Forgotten Hopes and Dreams

Growing up, I had a vision and a list of all the qualities I wanted in the man I would eventually end up with. Now that I’m older, I sadly don’t know what happened to those dreams. As a strong and independent woman with a nursing degree and a stable career that provides an above-average salary, I believed I should have high standards when choosing a partner. That is what I believed, and what the community around me also encouraged me to believe.

I met a man online who gave me attention and consistency. For four years, I doubted myself because he kept me a secret from his family and friends, while my own family knew about him. He lived in the USA, while I lived in the Philippines. He had previously fallen in love with someone from the Philippines who turned out to be a scammer. His money was taken from him, leaving him sick, emotionally wounded, and carrying a lot of baggage.

I tried to leave several times. At one point, he broke up with me, and I actually felt relieved. Then tragedy struck our family when my father suffered an aneurysm. He reached out to me, and I responded. He offered help, and although hesitant, I accepted it. He started messaging me again, and I slowly began to feel safe with him once more. Eventually, we got back together. I told my family, and they supported my decision.

As the years passed, I started feeling that our long-distance relationship was going nowhere. I broke up with him several times, but he would always chase after me with flowery words and promises. I was too soft-hearted and kept falling for them. Marriage eventually became part of our discussions. After four years, he came to the Philippines, and we got married.

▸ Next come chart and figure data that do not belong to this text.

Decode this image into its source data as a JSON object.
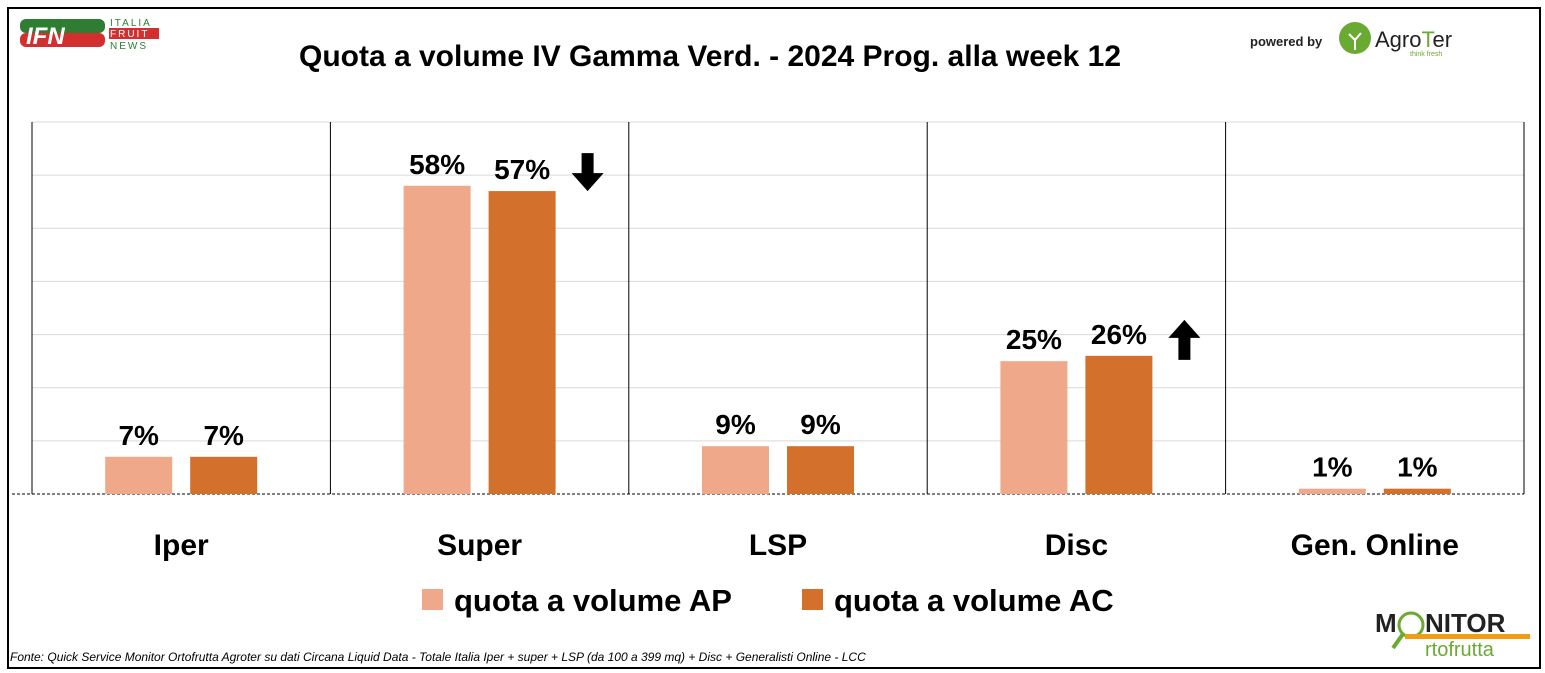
{
  "logos": {
    "ifn": "IFN ITALIA FRUIT NEWS",
    "agroter": "AgroTer think fresh",
    "monitor": "MONITOR ortofrutta"
  },
  "powered_by": "powered by",
  "source": "Fonte: Quick Service Monitor Ortofrutta Agroter su dati Circana Liquid Data - Totale Italia Iper + super + LSP (da 100 a 399 mq) + Disc + Generalisti Online - LCC",
  "colors": {
    "ap": "#F0A88A",
    "ac": "#D2702C"
  },
  "chart_data": {
    "type": "bar",
    "title": "Quota a volume IV Gamma Verd. - 2024 Prog. alla week 12",
    "categories": [
      "Iper",
      "Super",
      "LSP",
      "Disc",
      "Gen. Online"
    ],
    "series": [
      {
        "name": "quota a volume AP",
        "values": [
          7,
          58,
          9,
          25,
          1
        ],
        "labels": [
          "7%",
          "58%",
          "9%",
          "25%",
          "1%"
        ]
      },
      {
        "name": "quota a volume AC",
        "values": [
          7,
          57,
          9,
          26,
          1
        ],
        "labels": [
          "7%",
          "57%",
          "9%",
          "26%",
          "1%"
        ]
      }
    ],
    "annotations": [
      {
        "category": "Super",
        "type": "arrow-down"
      },
      {
        "category": "Disc",
        "type": "arrow-up"
      }
    ],
    "ylim": [
      0,
      70
    ],
    "grid": true,
    "legend": "bottom"
  }
}
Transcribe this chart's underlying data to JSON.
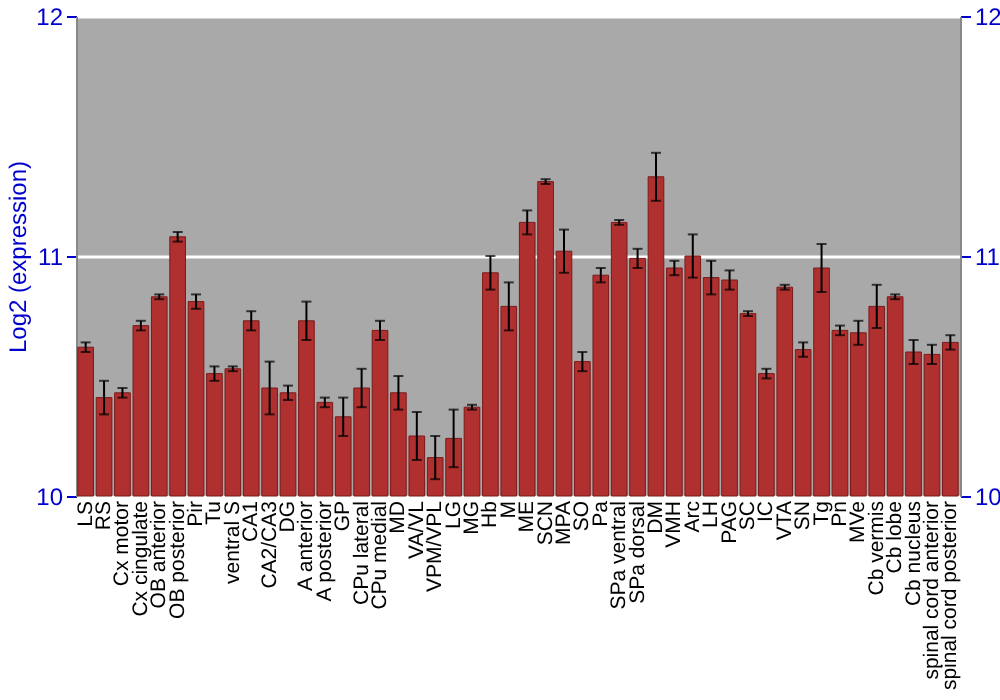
{
  "chart_data": {
    "type": "bar",
    "ylabel": "Log2 (expression)",
    "categories": [
      "LS",
      "RS",
      "Cx motor",
      "Cx cingulate",
      "OB anterior",
      "OB posterior",
      "Pir",
      "Tu",
      "ventral S",
      "CA1",
      "CA2/CA3",
      "DG",
      "A anterior",
      "A posterior",
      "GP",
      "CPu lateral",
      "CPu medial",
      "MD",
      "VA/VL",
      "VPM/VPL",
      "LG",
      "MG",
      "Hb",
      "M",
      "ME",
      "SCN",
      "MPA",
      "SO",
      "Pa",
      "SPa ventral",
      "SPa dorsal",
      "DM",
      "VMH",
      "Arc",
      "LH",
      "PAG",
      "SC",
      "IC",
      "VTA",
      "SN",
      "Tg",
      "Pn",
      "MVe",
      "Cb vermis",
      "Cb lobe",
      "Cb nucleus",
      "spinal cord anterior",
      "spinal cord posterior"
    ],
    "series": [
      {
        "color": "#b03030",
        "values": [
          10.62,
          10.41,
          10.43,
          10.71,
          10.83,
          11.08,
          10.81,
          10.51,
          10.53,
          10.73,
          10.45,
          10.43,
          10.73,
          10.39,
          10.33,
          10.45,
          10.69,
          10.43,
          10.25,
          10.16,
          10.24,
          10.37,
          10.93,
          10.79,
          11.14,
          11.31,
          11.02,
          10.56,
          10.92,
          11.14,
          10.99,
          11.33,
          10.95,
          11.0,
          10.91,
          10.9,
          10.76,
          10.51,
          10.87,
          10.61,
          10.95,
          10.69,
          10.68,
          10.79,
          10.83,
          10.6,
          10.59,
          10.64
        ],
        "errors": [
          0.02,
          0.07,
          0.02,
          0.02,
          0.01,
          0.02,
          0.03,
          0.03,
          0.01,
          0.04,
          0.11,
          0.03,
          0.08,
          0.02,
          0.08,
          0.08,
          0.04,
          0.07,
          0.1,
          0.09,
          0.12,
          0.01,
          0.07,
          0.1,
          0.05,
          0.01,
          0.09,
          0.04,
          0.03,
          0.01,
          0.04,
          0.1,
          0.03,
          0.09,
          0.07,
          0.04,
          0.01,
          0.02,
          0.01,
          0.03,
          0.1,
          0.02,
          0.05,
          0.09,
          0.01,
          0.05,
          0.04,
          0.03
        ]
      }
    ],
    "ylim": [
      10,
      12
    ],
    "yticks": [
      10,
      11,
      12
    ],
    "y2lim": [
      10,
      12
    ],
    "y2ticks": [
      10,
      11,
      12
    ],
    "grid": "y"
  }
}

Days, months, and now a year into the marriage, I keep going back to the list I made when I was younger about the qualities I wanted in a man. He simply does not fit them. Regret creeps into my mind and keeps me awake at night.

I often wonder what it would feel like to have a man who could join me in my silliness and adventures in life. He does not have the financial means to enjoy life, nor the energy to do so. When we traveled together to Hong Kong, I ended up exploring the city alone while he stayed in the hotel sleeping because he was sick. I had booked a ferry trip to Macau for the next day, but I had to cancel it and cry alone because my choices were either to go by myself or stay behind in the hotel with a sick husband. Being with a man who is both financially struggling and physically unwell makes me feel like the life I once dreamed of may never happen.

I always wanted someone who would passionately desire me and long for intimacy with me. Instead, I found myself with a man who has very little energy and libido. Sometimes I feel jealous when I see other couples enjoying intimacy and building families together, while I am left buying adult toys just to cope with my loneliness. I no longer ask him for intimacy because repeated rejection has slowly destroyed the little confidence I have left. I have also begun giving up on the idea of having children because of my age, the distance between us, and the lack of intimacy in our relationship. Also, I think he is not financially ready to raise a children. 

I used to be the provider for my family, and it seems I will continue to be until the day I die. My husband is still in his own country, struggling to support himself medically and financially. He rarely helps me financially, which I understand, though I also recognize that I willingly chose this life. I grew up as the breadwinner of my family, and it feels like I will remain the breadwinner in my future family as well, especially since my career will likely always provide a higher income than his. I suppose becoming a housewife will remain just a dream.

I always wished for a sweet man who would take photos of me so we could preserve memories together. Instead, I ended up with someone who does not know how to take good photos or videos, whether during trips or even during simple moments at home. This deeply saddens me because I am such a sentimental person who treasures memories, whether good or bad. I wanted to see myself through my husband’s eyes, but it feels like that is something I will continue wishing for until my last breath.

I also dreamed of having a man who would help me grow closer to Christ and enjoy learning God’s Word together. Unfortunately, I married someone who is not close to Jesus. He rarely attends church or reads the Bible. Sometimes, he even encourages me to do things I have tried to avoid as a Christian woman. It feels wrong, yet part of me enjoys those moments, even though I wish I had resisted them.

How do I escape this? Sometimes, I think about saving enough money to nullify our marriage because I believe I might eventually be able to afford it and reclaim my life. I dream about starting over and finding the kind of man I once promised my younger self I would have. I feel like I failed the younger version of myself. I wish I could turn back time and pursue the life I believed I deserved. I still believe I am capable of more. I still believe there may be someone out there who can give me the life I long for.

Forgive me, but sometimes I even blame God for all of this. I have cried and prayed countless times, asking for a way out of this misery. I do not know what God is doing in my life or why I feel so trapped. If I could turn back time, would I choose a different path? Or would my dreams and hopes still end up forgotten?